By F. Harlan Selesnick, M.D., Michael Jablon, M.D.,
Charles Frank, M.D., and Melvin Post, M.D.

From the Department of Orthopaedic Surgery, 
Michael Reese Hospital and Medical Center, Chicago

Posterior dislocation of the sternoclavicular joint is a relatively rare injury and may be difficult to diagnose if it is not suspected.  Cave found only one such injury in 1600 cases of trauma to the shoulder.  Rowe and Marble found ten injuries to the sternoclavicular joint in their analysis of 1603 shoulder-girdle injuries, but only one was a retrosternal dislocation.  When that dislocation does occur, early diagnosis is important because closed reduction is seldom successful after forty-eight hours.  Moreover attendant complications, including a tracheal tear of trauma to the great vessels, may be fatal.

Conventional radiographs of the sternoclavicular joint are often difficult to interpret, and authors have differed in their opinions on how best to diagnose a dislocation of that joint.   Because of the rarity of the injury and the variety of clinical manifestations, even an experienced examiner may miss the diagnosis unless a high index of suspicion exists and appropriate diagnostic radiographs are made.

The purpose of this paper is to again bring to the attention of the reader the serious nature of the injury and the potential difficulties of establishing the diagnosis of achieving reduction.  We have reviewed the relevant literature and he management of the cases of four patients treated recently at the Michael Reese Hospital and Medical Center.

Anatomy

The upper limb articulates indirectly with the axial skeleton through the sternoclavicular articulation.  It is a diarthrodial joint that is composed of the sternal end of the clavicle, the cartilage of the first rib, and the lateral aspect of the manubrium.  The incongruent osseous surfaces are separated by a flat, circular articular disc.  Joint stability is maintained by the capsule and by the costoclavicular and sternoclavicular ligaments.  Anteriorly the capsule is thickened by the anterior sternoclavicular ligament and posteriorly, by the thicker posterior sternoclavicular ligament, both of which attach the medial end of the clavicle to the manubrium of the sternum.  The costoclavicular ligament connects the medial portion of the cartilage of the first rib with the costal tuberosity on the undersurface of the clavicle and opposes the pull of the sternocleidomastoid muscle.  The sternoclavicular joint permits limited motion in all directions.  The great vessels, trachea, and esophagus lie posterior to the sternoclavicular joint.

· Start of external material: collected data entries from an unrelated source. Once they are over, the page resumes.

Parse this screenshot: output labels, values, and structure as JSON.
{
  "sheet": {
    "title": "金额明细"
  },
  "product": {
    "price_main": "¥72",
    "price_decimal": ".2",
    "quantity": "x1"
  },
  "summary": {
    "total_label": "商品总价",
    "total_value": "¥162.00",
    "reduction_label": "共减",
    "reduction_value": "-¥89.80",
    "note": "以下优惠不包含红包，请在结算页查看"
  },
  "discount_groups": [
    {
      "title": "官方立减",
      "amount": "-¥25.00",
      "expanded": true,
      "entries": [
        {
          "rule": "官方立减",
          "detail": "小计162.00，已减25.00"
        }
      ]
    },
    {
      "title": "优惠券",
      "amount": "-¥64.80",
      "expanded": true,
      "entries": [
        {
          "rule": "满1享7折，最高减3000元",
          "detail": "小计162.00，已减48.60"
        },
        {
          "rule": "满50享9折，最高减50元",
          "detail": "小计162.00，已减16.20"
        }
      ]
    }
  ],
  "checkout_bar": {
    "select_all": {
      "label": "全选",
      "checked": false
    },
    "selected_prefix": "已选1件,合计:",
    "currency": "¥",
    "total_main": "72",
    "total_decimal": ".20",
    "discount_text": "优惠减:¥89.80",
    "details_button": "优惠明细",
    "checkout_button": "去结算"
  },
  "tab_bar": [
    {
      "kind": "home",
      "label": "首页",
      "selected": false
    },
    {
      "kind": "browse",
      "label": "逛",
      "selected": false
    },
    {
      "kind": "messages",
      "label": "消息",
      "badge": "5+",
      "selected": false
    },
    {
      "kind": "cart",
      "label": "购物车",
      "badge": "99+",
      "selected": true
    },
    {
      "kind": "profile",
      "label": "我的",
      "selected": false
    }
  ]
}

The weaker anterior part of the capsule is more easily injured than the posterior part, and that explains in part why anterior dislocation is much more common than posterior dislocation.  Paterson stated that anatomical variations such as an increase in the angle of the sternoclavicular joint to the sagittal plane of the body may be a contributing factor to dislocation.

The clavicle ossifies early in fetal development but the secondary center at the sternal end of the clavicle does not appear before the eighteenth year and may not unite until the twenty-fifth year.  This persistence of a separate secondary center of ossification is of extreme importance when a patient sustains an injury before epiphyseal closure has occurred.  In patients who are less than twenty-five years old, most retrosternal dislocations of the clavicle are found to be Salter-Harris Type-I epiphyseal fractures with the epiphyseal plate remaining attached to the medial end of the clavicle.